Bonjour, il y a un moment de cela je suis aller à la plage avec mon ipod nano 3g, hélas ces saloperies de grain de sable se sont foutues à l'intérieur. Cela ne me dérangerait pas si seulement ça ne me foutait pas en l'air la molette !! 

Je m'explique : j'appuie sur un des boutons de la molette (arrêt, suivant, lecture...) mais il n'y a pas le "clac !" qu'on entend ou qu'on sent sous le doigt lors de la pression sur le bouton et pourtant (il faut quand même appuyer fort) ça fonctionne quand même. Et c'est assez frustrant de ne pas savoir si on appuie sur le bouton ou simplement sur un endroit quelconque (même effet lorsqu'on regarde pas ; dans la poche par exemple...).

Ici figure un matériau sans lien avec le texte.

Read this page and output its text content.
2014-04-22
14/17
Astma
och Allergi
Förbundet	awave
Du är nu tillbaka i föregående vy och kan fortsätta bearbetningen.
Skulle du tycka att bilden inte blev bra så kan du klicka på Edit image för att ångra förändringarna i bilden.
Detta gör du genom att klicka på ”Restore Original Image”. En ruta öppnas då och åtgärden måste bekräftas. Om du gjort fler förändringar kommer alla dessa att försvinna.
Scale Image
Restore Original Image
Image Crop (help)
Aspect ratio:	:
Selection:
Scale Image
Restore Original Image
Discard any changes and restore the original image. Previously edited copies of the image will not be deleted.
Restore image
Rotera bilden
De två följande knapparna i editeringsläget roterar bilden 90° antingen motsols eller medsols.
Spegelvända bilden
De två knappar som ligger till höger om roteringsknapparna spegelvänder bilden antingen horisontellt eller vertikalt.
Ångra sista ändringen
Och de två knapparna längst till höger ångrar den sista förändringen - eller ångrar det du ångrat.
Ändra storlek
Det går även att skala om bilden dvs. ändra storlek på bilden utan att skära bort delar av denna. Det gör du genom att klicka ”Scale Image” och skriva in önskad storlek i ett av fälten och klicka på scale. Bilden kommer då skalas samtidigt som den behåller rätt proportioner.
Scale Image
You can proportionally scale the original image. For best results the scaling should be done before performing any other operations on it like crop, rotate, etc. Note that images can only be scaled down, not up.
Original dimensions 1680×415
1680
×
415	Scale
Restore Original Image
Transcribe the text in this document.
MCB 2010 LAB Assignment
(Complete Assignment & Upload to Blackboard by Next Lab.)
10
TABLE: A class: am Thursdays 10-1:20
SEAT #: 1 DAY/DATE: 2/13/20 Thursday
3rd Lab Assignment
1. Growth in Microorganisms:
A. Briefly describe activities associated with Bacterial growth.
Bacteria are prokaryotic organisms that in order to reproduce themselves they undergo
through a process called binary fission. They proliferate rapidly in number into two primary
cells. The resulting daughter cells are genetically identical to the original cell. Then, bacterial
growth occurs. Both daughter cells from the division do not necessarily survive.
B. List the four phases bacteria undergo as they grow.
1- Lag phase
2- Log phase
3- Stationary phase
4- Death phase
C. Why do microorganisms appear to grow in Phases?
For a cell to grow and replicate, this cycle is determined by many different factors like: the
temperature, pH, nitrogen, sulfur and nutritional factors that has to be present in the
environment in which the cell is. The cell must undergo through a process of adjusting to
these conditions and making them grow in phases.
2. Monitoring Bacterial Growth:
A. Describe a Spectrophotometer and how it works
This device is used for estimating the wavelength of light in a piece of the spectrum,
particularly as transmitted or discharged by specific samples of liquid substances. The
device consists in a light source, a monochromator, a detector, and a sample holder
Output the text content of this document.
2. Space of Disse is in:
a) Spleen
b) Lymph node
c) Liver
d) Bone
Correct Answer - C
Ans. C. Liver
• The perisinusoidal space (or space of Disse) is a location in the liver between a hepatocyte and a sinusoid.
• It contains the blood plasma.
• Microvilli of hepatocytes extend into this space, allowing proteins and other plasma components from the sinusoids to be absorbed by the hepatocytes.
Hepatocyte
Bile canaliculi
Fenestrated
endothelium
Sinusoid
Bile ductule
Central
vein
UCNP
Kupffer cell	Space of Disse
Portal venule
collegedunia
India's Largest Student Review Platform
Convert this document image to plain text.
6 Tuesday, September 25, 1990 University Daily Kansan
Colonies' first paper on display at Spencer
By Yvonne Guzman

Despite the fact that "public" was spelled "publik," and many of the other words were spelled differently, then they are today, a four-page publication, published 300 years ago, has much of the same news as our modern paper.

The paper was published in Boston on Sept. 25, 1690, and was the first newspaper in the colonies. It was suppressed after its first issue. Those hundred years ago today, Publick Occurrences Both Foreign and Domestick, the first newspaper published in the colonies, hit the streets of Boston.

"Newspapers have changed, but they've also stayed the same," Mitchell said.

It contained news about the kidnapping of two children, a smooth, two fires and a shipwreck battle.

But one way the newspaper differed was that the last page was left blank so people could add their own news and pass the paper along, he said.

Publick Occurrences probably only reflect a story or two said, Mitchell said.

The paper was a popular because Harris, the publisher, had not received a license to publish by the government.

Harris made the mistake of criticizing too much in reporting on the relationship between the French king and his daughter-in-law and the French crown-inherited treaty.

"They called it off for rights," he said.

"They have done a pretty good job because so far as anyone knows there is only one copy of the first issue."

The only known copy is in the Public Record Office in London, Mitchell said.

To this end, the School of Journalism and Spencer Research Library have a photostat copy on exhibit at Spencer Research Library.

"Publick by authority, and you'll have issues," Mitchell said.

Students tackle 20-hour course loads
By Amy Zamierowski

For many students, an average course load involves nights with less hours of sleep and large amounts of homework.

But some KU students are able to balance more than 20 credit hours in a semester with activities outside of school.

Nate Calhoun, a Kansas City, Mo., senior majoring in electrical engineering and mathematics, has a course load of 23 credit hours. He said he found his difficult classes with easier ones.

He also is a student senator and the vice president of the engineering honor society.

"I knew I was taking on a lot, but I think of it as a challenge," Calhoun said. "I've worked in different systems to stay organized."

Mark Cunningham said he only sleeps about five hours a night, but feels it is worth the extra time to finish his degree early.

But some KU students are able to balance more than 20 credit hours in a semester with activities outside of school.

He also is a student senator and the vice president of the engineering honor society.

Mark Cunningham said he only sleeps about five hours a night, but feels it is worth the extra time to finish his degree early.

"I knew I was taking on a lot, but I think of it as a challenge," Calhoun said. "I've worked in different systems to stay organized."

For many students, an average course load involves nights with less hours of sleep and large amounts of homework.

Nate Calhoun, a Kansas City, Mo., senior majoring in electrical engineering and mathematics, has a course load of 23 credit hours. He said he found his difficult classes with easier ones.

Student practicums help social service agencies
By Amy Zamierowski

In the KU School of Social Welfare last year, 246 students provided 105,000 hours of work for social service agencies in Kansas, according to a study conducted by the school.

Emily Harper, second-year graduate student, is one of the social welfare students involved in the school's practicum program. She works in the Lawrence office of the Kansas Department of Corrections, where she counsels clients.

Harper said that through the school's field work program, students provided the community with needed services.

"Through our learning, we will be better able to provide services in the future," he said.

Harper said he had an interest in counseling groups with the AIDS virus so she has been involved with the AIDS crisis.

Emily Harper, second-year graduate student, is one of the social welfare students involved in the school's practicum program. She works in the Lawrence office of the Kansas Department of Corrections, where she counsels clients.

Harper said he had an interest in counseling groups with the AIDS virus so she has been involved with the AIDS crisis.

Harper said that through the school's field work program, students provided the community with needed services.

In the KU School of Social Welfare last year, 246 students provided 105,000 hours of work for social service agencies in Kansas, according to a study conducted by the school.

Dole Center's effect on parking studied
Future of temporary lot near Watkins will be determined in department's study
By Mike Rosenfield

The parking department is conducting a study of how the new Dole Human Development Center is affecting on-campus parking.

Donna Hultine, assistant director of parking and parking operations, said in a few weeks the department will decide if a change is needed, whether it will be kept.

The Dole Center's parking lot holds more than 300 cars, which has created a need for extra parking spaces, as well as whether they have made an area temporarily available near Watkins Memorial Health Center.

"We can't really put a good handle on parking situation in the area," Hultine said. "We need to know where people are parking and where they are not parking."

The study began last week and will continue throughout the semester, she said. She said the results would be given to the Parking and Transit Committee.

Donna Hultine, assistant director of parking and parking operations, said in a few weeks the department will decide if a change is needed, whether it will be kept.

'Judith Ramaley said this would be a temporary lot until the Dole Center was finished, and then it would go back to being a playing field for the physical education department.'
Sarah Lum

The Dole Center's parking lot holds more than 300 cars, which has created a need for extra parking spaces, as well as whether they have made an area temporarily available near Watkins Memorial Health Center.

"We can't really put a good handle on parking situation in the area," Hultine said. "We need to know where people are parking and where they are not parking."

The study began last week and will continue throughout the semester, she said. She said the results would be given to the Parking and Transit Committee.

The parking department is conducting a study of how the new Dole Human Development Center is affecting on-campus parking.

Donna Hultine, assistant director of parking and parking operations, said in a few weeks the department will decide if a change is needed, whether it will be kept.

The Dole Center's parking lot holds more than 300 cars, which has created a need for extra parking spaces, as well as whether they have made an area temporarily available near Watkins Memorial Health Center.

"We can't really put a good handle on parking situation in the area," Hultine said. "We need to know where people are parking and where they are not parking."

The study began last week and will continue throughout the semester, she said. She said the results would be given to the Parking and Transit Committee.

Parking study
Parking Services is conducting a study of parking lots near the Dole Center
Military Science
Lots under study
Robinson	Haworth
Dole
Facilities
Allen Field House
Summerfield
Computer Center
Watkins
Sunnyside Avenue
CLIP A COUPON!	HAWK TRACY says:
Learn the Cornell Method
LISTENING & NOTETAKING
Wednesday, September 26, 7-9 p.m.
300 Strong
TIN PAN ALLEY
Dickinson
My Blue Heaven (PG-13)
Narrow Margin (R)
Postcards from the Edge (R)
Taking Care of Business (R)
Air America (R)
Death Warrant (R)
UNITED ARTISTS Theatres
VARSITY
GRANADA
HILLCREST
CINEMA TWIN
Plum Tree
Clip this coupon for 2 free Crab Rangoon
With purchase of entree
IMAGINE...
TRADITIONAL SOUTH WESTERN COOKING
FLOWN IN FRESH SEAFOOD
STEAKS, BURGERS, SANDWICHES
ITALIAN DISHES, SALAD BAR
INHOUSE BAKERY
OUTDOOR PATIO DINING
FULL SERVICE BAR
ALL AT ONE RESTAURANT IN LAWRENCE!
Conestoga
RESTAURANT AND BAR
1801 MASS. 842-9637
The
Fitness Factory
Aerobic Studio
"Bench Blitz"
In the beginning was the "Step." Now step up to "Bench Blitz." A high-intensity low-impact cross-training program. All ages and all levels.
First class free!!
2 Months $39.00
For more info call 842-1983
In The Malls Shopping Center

J'ai déjà commencé à le bousiller entre les 2 parties séparés entre la partie "miroir" au dos et la partie "matte" devant à coups de cutter, de couteau, et de carte bancaire !!

Merci de bien vouloir me sauver la mise je ne sais plus quoi faire.


----------



## r e m y (3 Mai 2009)

Sur ce site, des photos d'un iPOD Nano 3G démonté...
http://www.iaddict.fr/forum/viewtopic.php?p=169830

Il n'est pas indiquer COMMENT il l'a démonté, mais tu peux peut-être passer un message à l'auteur de ces photos


----------



## bastien47 (3 Mai 2009)

Ok merci.


----------